The error may be obvious (its not a syntax error - the above code is condensed from compilable code and I might of screwed it up while editing it) but I just can't seem to find/see it since I have spent far to much time on this problem and confused myself.
Let me explain what I think I am doing and if it makes sense.
Upon creating an object of type MessageHandler it will set allowedSignalsMask to the set of the one signal (for the time being) that I am interested in using to wake up my threads.
I add the signal to the blocked signals of the current thread with pthread_sigmask. All further threads created after this point ought to have the same signal mask now.
I then create the reader thread with pthread_create where arg is a pointer to an object of type MessageHandler.
I call sleep as a cheap way to ensure that my readerThread executes all the way to sigwait()

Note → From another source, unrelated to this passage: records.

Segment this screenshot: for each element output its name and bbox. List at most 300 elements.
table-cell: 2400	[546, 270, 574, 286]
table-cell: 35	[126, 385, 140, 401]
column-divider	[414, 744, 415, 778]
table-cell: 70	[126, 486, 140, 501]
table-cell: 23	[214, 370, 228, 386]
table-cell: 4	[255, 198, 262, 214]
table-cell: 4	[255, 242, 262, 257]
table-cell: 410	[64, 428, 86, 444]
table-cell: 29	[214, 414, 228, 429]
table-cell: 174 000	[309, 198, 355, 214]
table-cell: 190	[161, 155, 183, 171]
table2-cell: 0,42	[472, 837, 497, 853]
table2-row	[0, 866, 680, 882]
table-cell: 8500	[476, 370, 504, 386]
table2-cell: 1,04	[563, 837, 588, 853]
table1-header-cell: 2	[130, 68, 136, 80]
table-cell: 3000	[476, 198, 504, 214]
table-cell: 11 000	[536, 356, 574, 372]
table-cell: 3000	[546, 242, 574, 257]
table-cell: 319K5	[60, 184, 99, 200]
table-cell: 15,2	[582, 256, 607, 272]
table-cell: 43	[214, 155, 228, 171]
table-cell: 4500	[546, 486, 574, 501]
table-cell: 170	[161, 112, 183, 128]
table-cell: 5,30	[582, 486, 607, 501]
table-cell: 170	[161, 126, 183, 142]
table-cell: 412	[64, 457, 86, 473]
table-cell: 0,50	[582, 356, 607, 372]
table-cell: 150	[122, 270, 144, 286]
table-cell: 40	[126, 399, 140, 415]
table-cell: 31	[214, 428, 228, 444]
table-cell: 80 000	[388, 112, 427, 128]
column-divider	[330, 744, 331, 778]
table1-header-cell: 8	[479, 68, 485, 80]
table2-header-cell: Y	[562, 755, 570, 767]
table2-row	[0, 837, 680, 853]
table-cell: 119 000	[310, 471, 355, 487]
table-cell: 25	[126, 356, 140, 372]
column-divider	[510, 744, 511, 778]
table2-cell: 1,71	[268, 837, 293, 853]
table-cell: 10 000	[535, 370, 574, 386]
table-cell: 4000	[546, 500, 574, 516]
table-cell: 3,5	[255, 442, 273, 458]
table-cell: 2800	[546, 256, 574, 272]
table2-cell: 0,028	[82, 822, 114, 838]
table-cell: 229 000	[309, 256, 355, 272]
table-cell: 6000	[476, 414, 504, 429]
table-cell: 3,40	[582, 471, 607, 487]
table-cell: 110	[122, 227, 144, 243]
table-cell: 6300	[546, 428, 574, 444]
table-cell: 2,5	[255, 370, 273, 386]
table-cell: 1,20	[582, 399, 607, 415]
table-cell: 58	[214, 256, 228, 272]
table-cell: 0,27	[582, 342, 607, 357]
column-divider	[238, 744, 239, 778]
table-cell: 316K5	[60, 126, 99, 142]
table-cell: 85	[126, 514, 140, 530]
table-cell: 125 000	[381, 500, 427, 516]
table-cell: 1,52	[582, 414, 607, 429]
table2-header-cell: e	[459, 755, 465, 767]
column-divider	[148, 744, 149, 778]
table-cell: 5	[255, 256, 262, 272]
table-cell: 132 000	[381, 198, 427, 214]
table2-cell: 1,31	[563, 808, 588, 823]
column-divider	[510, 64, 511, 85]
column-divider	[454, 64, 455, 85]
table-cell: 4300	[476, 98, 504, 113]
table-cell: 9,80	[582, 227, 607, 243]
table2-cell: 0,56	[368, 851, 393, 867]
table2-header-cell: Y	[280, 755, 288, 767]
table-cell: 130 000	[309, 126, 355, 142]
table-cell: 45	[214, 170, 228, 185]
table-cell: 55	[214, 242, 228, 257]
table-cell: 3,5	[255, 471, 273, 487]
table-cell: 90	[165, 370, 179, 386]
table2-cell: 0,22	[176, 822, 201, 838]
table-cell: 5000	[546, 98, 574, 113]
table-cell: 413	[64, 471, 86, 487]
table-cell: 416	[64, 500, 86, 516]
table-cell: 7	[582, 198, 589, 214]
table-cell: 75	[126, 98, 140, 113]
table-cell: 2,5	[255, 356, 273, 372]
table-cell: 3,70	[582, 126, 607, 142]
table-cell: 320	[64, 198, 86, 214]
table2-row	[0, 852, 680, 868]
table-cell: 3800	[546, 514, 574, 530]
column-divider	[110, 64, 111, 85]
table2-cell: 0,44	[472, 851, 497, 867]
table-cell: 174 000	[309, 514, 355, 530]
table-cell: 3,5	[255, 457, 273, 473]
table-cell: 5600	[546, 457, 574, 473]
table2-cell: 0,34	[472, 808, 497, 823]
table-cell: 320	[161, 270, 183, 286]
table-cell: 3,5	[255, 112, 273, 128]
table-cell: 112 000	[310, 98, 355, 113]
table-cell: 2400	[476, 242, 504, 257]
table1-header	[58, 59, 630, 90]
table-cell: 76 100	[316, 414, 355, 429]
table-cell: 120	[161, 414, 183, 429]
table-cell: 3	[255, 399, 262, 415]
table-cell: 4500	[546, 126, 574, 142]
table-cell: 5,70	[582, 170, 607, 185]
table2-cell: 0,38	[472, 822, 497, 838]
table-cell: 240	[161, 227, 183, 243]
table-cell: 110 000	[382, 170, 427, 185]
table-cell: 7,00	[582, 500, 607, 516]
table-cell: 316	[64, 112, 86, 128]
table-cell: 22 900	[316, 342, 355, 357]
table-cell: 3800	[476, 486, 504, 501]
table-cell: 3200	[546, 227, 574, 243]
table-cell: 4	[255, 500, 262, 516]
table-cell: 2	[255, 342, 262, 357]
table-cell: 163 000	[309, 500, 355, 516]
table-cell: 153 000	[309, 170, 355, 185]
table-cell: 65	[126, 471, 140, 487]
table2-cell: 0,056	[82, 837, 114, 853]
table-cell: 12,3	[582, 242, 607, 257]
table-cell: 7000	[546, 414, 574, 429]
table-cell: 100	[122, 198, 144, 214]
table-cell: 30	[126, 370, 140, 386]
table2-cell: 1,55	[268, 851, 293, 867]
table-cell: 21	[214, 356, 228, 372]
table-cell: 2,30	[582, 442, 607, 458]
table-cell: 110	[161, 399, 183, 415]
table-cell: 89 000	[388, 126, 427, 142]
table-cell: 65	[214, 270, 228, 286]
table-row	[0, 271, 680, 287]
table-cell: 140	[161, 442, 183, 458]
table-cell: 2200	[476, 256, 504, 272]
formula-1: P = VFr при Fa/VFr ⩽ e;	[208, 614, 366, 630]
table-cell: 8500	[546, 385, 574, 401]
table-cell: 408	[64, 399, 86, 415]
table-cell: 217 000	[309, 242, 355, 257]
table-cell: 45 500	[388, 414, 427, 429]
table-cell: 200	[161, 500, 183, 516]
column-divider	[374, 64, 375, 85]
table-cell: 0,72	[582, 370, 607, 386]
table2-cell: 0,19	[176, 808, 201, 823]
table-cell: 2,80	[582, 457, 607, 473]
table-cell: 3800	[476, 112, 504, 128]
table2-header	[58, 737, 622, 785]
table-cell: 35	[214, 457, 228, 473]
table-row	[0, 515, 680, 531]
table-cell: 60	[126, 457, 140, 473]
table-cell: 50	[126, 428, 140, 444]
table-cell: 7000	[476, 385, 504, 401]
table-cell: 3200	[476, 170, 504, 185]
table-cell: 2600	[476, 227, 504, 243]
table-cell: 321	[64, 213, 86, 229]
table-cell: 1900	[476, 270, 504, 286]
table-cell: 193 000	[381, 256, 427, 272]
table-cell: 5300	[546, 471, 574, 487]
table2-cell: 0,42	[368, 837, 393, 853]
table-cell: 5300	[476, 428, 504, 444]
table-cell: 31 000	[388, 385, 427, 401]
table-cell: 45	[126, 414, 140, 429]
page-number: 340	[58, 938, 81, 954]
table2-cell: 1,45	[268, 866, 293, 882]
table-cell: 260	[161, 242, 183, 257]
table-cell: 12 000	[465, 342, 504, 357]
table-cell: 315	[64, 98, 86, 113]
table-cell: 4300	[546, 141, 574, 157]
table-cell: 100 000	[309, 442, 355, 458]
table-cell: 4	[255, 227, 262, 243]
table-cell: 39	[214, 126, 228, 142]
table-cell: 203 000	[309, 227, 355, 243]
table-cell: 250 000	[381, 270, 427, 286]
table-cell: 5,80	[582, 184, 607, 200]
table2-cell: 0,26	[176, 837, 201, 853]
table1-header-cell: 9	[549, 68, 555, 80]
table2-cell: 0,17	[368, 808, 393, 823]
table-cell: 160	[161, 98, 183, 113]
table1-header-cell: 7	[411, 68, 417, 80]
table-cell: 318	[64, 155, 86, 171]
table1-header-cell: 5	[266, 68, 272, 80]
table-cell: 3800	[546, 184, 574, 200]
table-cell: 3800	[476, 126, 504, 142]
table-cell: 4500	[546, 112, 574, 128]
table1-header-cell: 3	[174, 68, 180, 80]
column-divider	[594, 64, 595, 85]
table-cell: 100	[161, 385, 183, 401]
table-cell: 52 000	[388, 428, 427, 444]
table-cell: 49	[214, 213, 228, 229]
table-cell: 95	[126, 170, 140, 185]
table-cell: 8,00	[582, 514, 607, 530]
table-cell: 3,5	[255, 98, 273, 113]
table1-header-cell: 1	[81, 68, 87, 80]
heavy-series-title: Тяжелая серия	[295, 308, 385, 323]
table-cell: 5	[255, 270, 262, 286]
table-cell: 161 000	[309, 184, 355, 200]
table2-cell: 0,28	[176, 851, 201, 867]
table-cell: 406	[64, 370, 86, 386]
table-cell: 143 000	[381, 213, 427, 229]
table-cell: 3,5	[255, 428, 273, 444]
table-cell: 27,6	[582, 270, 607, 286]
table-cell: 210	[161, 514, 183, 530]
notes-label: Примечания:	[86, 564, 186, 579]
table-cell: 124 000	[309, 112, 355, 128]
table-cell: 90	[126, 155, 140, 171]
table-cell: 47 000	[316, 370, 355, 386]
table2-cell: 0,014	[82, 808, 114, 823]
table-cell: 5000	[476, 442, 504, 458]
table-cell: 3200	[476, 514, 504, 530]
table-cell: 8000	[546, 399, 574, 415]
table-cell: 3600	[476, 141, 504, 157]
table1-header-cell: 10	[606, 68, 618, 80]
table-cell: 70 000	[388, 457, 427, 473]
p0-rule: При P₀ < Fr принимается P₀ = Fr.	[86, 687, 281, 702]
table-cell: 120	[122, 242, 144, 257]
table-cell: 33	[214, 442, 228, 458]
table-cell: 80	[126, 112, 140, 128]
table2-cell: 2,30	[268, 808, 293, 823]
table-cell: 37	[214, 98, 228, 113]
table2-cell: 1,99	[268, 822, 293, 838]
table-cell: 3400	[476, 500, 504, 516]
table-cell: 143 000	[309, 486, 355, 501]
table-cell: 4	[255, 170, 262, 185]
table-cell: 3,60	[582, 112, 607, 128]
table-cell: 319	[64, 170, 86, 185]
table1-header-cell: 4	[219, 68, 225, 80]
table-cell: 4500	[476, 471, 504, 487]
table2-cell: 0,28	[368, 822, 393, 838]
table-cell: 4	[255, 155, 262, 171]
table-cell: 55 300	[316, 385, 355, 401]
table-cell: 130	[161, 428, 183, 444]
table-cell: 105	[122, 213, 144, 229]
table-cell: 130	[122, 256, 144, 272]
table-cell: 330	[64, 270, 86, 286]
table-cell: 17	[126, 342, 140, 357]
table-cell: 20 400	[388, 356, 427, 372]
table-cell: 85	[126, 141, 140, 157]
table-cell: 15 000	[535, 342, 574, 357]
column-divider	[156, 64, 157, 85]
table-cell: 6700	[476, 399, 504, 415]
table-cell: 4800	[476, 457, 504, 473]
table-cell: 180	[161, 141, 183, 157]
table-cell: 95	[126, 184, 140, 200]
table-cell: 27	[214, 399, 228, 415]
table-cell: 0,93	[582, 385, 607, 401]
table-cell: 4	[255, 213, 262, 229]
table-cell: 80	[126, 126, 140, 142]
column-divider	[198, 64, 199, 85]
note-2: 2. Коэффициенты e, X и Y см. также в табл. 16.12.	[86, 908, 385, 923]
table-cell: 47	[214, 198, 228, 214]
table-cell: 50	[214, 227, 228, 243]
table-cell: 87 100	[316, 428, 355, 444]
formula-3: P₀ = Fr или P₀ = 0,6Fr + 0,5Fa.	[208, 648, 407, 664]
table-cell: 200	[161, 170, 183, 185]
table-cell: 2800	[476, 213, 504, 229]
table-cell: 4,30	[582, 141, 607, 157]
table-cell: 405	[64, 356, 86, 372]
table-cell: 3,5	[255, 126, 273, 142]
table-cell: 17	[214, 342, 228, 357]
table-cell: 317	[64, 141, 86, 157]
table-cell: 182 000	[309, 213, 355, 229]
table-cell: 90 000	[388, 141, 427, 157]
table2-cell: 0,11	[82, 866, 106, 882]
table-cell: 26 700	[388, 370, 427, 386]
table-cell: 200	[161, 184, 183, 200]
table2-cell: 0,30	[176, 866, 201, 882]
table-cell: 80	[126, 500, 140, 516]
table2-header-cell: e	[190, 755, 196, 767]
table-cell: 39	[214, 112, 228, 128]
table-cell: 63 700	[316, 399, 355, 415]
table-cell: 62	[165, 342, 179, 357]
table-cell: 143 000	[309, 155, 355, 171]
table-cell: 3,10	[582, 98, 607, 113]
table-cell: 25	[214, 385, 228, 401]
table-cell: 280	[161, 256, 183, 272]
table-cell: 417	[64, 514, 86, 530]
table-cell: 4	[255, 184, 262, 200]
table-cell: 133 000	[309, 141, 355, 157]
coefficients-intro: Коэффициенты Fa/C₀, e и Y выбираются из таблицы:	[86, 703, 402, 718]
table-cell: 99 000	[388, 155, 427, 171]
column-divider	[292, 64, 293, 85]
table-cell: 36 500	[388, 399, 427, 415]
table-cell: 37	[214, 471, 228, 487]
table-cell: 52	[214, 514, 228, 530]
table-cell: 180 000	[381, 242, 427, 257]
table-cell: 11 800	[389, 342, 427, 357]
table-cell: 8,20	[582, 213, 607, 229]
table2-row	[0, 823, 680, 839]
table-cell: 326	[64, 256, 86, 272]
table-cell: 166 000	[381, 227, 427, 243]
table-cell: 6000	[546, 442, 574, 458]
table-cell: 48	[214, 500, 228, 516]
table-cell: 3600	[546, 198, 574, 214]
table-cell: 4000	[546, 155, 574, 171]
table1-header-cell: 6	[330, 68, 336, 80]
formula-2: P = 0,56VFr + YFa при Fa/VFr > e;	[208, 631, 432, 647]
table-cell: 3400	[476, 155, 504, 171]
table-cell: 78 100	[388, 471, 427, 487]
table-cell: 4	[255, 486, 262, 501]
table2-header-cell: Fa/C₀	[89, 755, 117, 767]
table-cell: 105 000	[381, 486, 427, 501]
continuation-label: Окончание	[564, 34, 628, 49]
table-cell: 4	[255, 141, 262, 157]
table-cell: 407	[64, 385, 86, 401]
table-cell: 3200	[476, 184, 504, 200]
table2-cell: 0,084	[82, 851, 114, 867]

I send the signal SIGCONT to the readerThread as I am interested in sigwait to wake up/unblock once receiving it.
Again I call sleep as a cheap way to ensure that my readerThread can execute all the way after it woke up/unblocked from sigwait()
Other helpful notes that may be useful but I don't think affect the problem:
MessageHandler is constructed and then a different thread is created given the function pointer that points to run. This thread will be responsible for creating the reader and writer threads, polling the sockets with the poll function, and then possibly sending signals to both the reader and writer threads.
I know its a long post but do appreciate you reading it and any help you can offer. If I wasn't clear enough or you feel like I didn't provide enough information please let me know and I will correct the post.
Thanks again.
POSIX threads have condition variables for a reason; use them. You're not supposed to need signal hackery to accomplish basic synchronization tasks when programming with threads.
Here is a good pthread tutorial with information on using condition variables:
https://computing.llnl.gov/tutorials/pthreads/
Or, if you're more comfortable with semaphores, you could use POSIX semaphores (sem_init, sem_post, and sem_wait) instead. But once you figure out why the condition variable and mutex pairing makes sense, I think you'll find condition variables are a much more convenient primitive.
Also, note that your current approach incurs several syscalls (user-space/kernel-space transitions) per synchronization. With a good pthreads implementation, using condition variables should drop that to at most one syscall, and possibly none at all if your threads keep up with each other well enough that the waited-for event occurs while they're still spinning in user-space.
This pattern seems a bit odd, and most likely error prone. The pthread library is rich in synchronization methods, the one most likely to serve your need being in the pthread_cond_* family. These methods handle condition variables, which implement the Wait and Signal approach.
Use SIGUSR1 instead of SIGCONT. SIGCONT doesn't work. Maybe a signal expert knows why.
By the way, we use this pattern because condition variables and mutexes are too slow for our particular application. We need to sleep and wake individual threads very rapidly.
R. points out there is extra overhead due to additional kernel space calls. Perhaps if you sleep > N threads, then a single condition variable would beat out multiple sigwaits and pthread_kills. In our application, we only want to wake one thread when work arrives. You have to have a condition variable and mutex for each thread to do this otherwise you get the stampede. In a test where we slept and woke N threads M times, signals beat mutexes and condition variables by a factor of 5 (it could have been a factor of 40 but I cant remember anymore....argh). We didn't test Futexes which can wake 1 thread at a time and specifically are coded to limit trips to kernel space. I suspect futexes would be faster than mutexes.